Bullets capitalize in overtime, 120-115 Finish off Jazz on shot by Howard, Muresan block

March 17, 1996|By Jerry Bembry | Jerry Bembry,SUN STAFF

LANDOVER - Two minutes remained in overtime, and even a few of the die-hard fans of the Washington Bullets were leaving in disgust. After failing to beat the Utah Jazz in regulation, the Bullets found themselves trailing by five points.

Those who left missed a night of March Madness, NBA style, as the Bullets scored the final 10 points on the way to a huge 120-115 win before a sellout crowd of 18,756 at USAir Arena.

Now that they've won their sixth game in eight outings, you no longer can call these Bullets the "20-somethings." For the first time since the 1990-91 season, the Bullets have reached the 30-win mark (30-35).

The Bullets beat a team that has dominated them in recent years, as Utah had won six straight meetings and 16 of the previous 17 going into last night.

"Was that entertaining, or what?" said Washington coach Jim Lynam. "I thought the game showed a lot about the character of this team."

Character in the form of a game-high 28 points and 15 rebounds from Gheorghe Muresan, who gutted out a career-high 48 minutes and provided a key defensive play in overtime. In the form of Juwan Howard, who had 26 points and hit a key basket in overtime. In the form of Rasheed Wallace, who before fouling out scored 17 points, grabbed seven rebounds and provided a second-half lift.

And in the form of Brent Price, who out-dueled one of the top point guards in the league with a 23-point, 10-assist and &L one-turnover performance against John Stockton.

All those efforts appeared to be in vain with 2: 02 left in overtime after Greg Ostertag scored on a dunk that gave the Jazz a 115-110 lead that had some fans headed for the exits.

But who could have figured that a team with one of the best one-two punches in Stockton (19 points, seven assists) and Karl Malone (32 points, 11 rebounds, eight assists) would go scoreless the rest of the way.

But that's what happened. The Bullets tied the game at 115 on a free throw by Price, and took a 116-115 lead after a free throw by Muresan with 50 seconds left.

The Jazz had a chance to reclaim the lead, but Antoine Carr's layup attempt was blocked by Muresan (five blocks). The Bullets controlled the rebound, and Howard hit a jumper over Malone with 15 seconds left for a 118-115 lead.

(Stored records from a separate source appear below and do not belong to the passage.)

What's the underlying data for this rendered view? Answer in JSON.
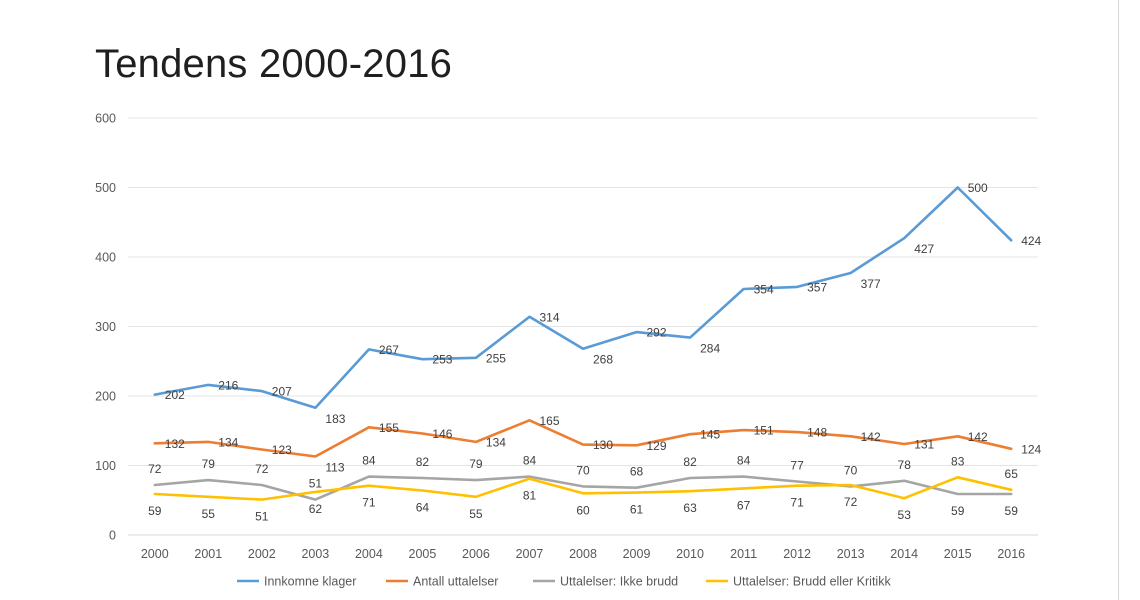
{
  "title": "Tendens 2000-2016",
  "chart_data": {
    "type": "line",
    "title": "Tendens 2000-2016",
    "xlabel": "",
    "ylabel": "",
    "ylim": [
      0,
      600
    ],
    "yticks": [
      0,
      100,
      200,
      300,
      400,
      500,
      600
    ],
    "grid": true,
    "legend_position": "bottom",
    "categories": [
      "2000",
      "2001",
      "2002",
      "2003",
      "2004",
      "2005",
      "2006",
      "2007",
      "2008",
      "2009",
      "2010",
      "2011",
      "2012",
      "2013",
      "2014",
      "2015",
      "2016"
    ],
    "series": [
      {
        "name": "Innkomne klager",
        "color": "#5b9bd5",
        "values": [
          202,
          216,
          207,
          183,
          267,
          253,
          255,
          314,
          268,
          292,
          284,
          354,
          357,
          377,
          427,
          500,
          424
        ],
        "label_pos": [
          "r",
          "r",
          "r",
          "br",
          "r",
          "r",
          "r",
          "r",
          "br",
          "r",
          "br",
          "r",
          "r",
          "br",
          "br",
          "r",
          "r"
        ]
      },
      {
        "name": "Antall uttalelser",
        "color": "#ed7d31",
        "values": [
          132,
          134,
          123,
          113,
          155,
          146,
          134,
          165,
          130,
          129,
          145,
          151,
          148,
          142,
          131,
          142,
          124
        ],
        "label_pos": [
          "r",
          "r",
          "r",
          "br",
          "r",
          "r",
          "r",
          "r",
          "r",
          "r",
          "r",
          "r",
          "r",
          "r",
          "r",
          "r",
          "r"
        ]
      },
      {
        "name": "Uttalelser: Ikke brudd",
        "color": "#a5a5a5",
        "values": [
          72,
          79,
          72,
          51,
          84,
          82,
          79,
          84,
          70,
          68,
          82,
          84,
          77,
          70,
          78,
          59,
          59
        ],
        "label_pos": [
          "t",
          "t",
          "t",
          "t",
          "t",
          "t",
          "t",
          "t",
          "t",
          "t",
          "t",
          "t",
          "t",
          "t",
          "t",
          "b",
          "b"
        ]
      },
      {
        "name": "Uttalelser: Brudd eller Kritikk",
        "color": "#ffc000",
        "values": [
          59,
          55,
          51,
          62,
          71,
          64,
          55,
          81,
          60,
          61,
          63,
          67,
          71,
          72,
          53,
          83,
          65
        ],
        "label_pos": [
          "b",
          "b",
          "b",
          "b",
          "b",
          "b",
          "b",
          "b",
          "b",
          "b",
          "b",
          "b",
          "b",
          "b",
          "b",
          "t",
          "t"
        ]
      }
    ]
  }
}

Needing a three to tie, Utah got the ball into the hands of Stockton, who was bumped by Tim Legler before he lofted an attempt. The shot went in and the Jazz thought it had a potentially game-winning four-point play. But the official ruled that the foul came before the shot, a call that appeared to be backed by replays.

"They were obviously trying to foul, we knew they were trying to foul, and I had a shot and finished it," Stockton said. "Piece of cake call."

Legler disagreed.

"I just kept hitting him and hitting him. I fouled him long before the whistle blew," Legler said. "When he made the shot, I was praying. The ref didn't blow the whistle until much later."

Because the basket was waved off, the Bullets were able to win their second game over a top team in the Western Conference in the past two weeks. On March 6 the Bullets defeated Seattle, the top team in the West. Utah (44-20) has the third best record.

The win marked the latest of impressive efforts from Wallace, who provided a spark when the Bullets needed it most. Starting the fourth quarter with four fouls and with Howard on the bench, Wallace scored 10 points during a 16-6 run that turned a seven-point deficit into a 92-89 lead after his jumper with 7: 03 left in the fourth.

"I had to just pick it up where [Juwan] left off," Wallace said. "I just wanted to go in and give the team a little bit of energy. It was a big win for us, and let everyone know that we're still fighting for that playoff spot."